How to fixVerify the URL against the canonical grader endpoint format.

FRQ marked as required response

What this checksThe interaction element must have required="true" so students can't skip it.

Why it mattersWithout required="true", students can advance without responding.

How to fixSet the required attribute on the FRQ interaction.

Expected response length set

What this checksThe FRQ should declare an expected number of lines so the response box is sized correctly.

Why it mattersWithout a sizing hint, students see a tiny box for a long-essay prompt and write less than they should.

How to fixAdd the expected-lines attribute matching the rubric's expected response length.

FRQ outcome declarations are canonical

What this checksThe FRQ should declare the canonical set of outcome variables (API_RESPONSE, FEEDBACK_VISIBILITY, GENERATED_FEEDBACK, SCORE).

Why it mattersNon-canonical outcomes prevent the grader from writing scores back or showing generated feedback to students.

How to fixMigrate the FRQ XML to the canonical outcome declaration pattern.

Rubric is in the correct QTI location

What this checksThe rubric must live in <qti-rubric-block> inside <qti-item-body> per the QTI spec — not in metadata.rubric or metadata.modelAnswer.

Why it mattersRubrics in non-standard fields are invisible to the platform's grading tooling and to graders who follow the spec — the rubric content might exist but won't be applied where it counts.

How to fixMove the rubric content from metadata.rubric (or metadata.modelAnswer) into a <qti-rubric-block use="ext:criteria" view="scorer"> element inside <qti-item-body>, with one block per criterion.

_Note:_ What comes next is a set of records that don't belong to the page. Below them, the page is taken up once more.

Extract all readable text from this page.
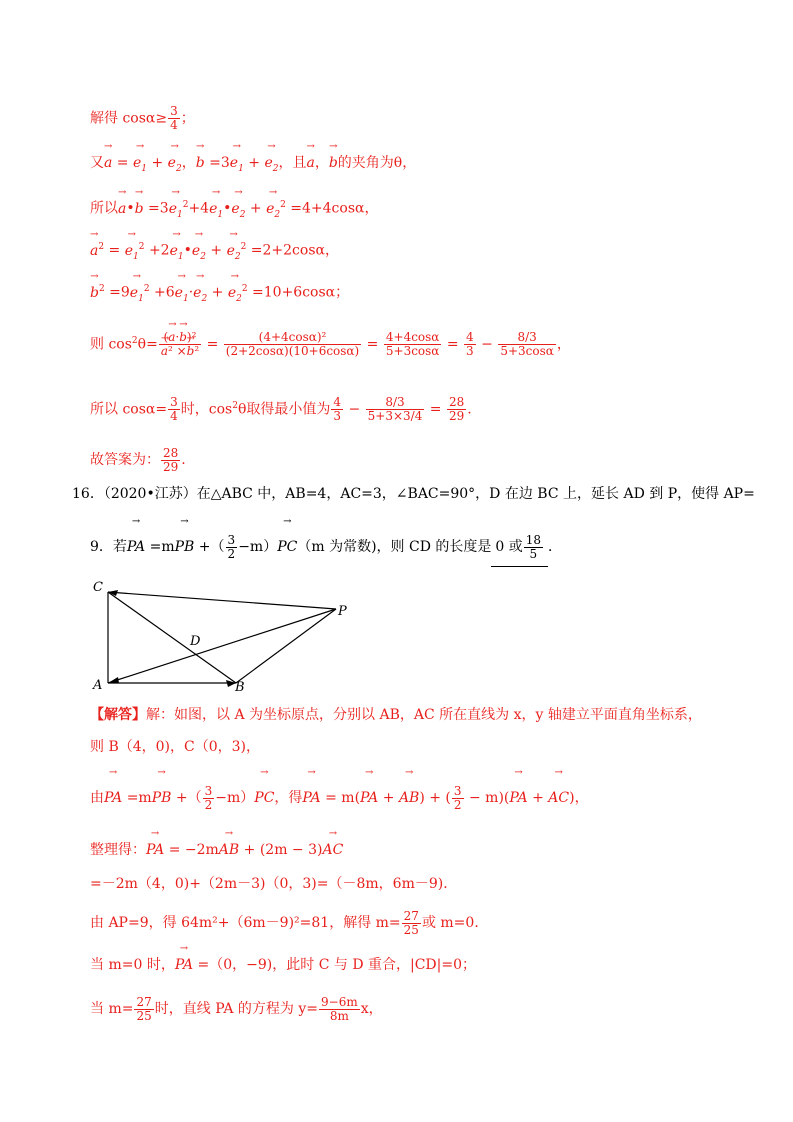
解得 $\cos\alpha\ge \frac{3}{4}$ ；
又→ a = → $e_1$ + → $e_2$，→ $b =3\to e_1$ + → $e_2$，且→ a，→ b的夹角为θ，
所以→ a•→ $b =3\to e_1^2+4\to$ $e_1•\to e_2$ + → $e_2^2 =4+4\cos\alpha$，
→ $a^2$ = → $e_1^2 +2\to$ $e_1•\to e_2$ + → $e_2^2 =2+2\cos\alpha$，
→ $b^2 =9\to e_1^2 +6\to e_1\cdot\to e_2$ + → $e_2^2 =10+6\cos\alpha$；
则 $\cos^2\theta=$ (→ a·→ b)²
→ $a^2 \times\to b^2 = \frac{\text{(4+4cosα)²}}{(2+2\cos\alpha)(10+6\cos\alpha)} = \frac{4+4\cos\alpha}{5+3\cos\alpha} = \frac{4}{3} - \frac{8/3}{5+3\cos\alpha}$ ，
所以 $\cos\alpha= \frac{3}{4}$ 时，$\cos^2\theta$取得最小值为 $\frac{4}{3} - \frac{8/3}{5+3\times 3/4} = \frac{28}{29}$ .
故答案为： $\frac{28}{29}$ .
16．（2020•江苏）在△ABC 中，AB=4，AC=3，∠BAC=90°，D 在边 BC 上，延长 AD 到 P，使得 AP=
9．若→ PA =m→ PB +（ $\frac{3}{2} -m)\to PC(m$ 为常数)，则 CD 的长度是 0 或 $\frac{18}{5}$ ．
C
A	B
D
P
【解答】解：如图，以 A 为坐标原点，分别以 AB，AC 所在直线为 x，y 轴建立平面直角坐标系，
则 B（4，0)，C（0，3)，
由→ PA =m→ PB +（ $\frac{3}{2} -m)\to$ PC，得→ PA = m(→ PA + → AB) + ( $\frac{3}{2} - m)(\to$ PA + → AC)，
整理得：→ PA = −2m→ AB + (2m − 3)→ AC
=－2m（4，0)+（2m－3)（0，3)=（－8m，6m－9)．
由 AP=9，得 64m²+（6m－9)²=81，解得 $m= \frac{27}{25}$ 或 m=0．
当 m=0 时，→ PA =（0，−9)，此时 C 与 D 重合，|CD|=0；
当 $m= \frac{27}{25}$ 时，直线 PA 的方程为 $y= \frac{9-6m}{8m}$ x，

FRQ uses autograding (preferred)

What this checksThe FRQ should be configured for autograding rather than manual/human scoring.

Why it mattersManual scoring is allowed, but autograded FRQs scale better and give students faster feedback — autograding is preferred where feasible.

How to fixIf the FRQ is currently set to scoringType="manual" or requiresHumanScoring=true, consider building an autograder for it.

FRQ prompt is clear

What this checksAn AI reviewer confirms the prompt is unambiguous and well-specified (clear task verb, scope, expected response form).

Why it mattersAmbiguous prompts get a wide range of responses that the rubric can't fairly score.

How to fixTighten the prompt's task verb, add scope constraints, and specify response form (essay/list/diagram).

Rubric scores what the prompt asks

What this checksAn AI reviewer confirms the rubric criteria map to what the prompt asks (no orphan criteria, no unscored prompt parts).

Why it mattersMisalignment means students do what the prompt asks but get scored on something else.

How to fixWalk through the prompt and rubric line by line; ensure each prompt part has a scoring path.

FRQs collectively serve the course goal

What this checksAn AI curriculum reviewer judges whether the FRQs in the course (taken together) actually work toward the course's named goal — and that no FRQ ships with broken/placeholder content.

Why it mattersEven if individual FRQs are fine, an off-target FRQ set or any single broken FRQ undermines the whole course.

How to fixRe-author off-target FRQs to match the gap; fix or remove any broken FRQs.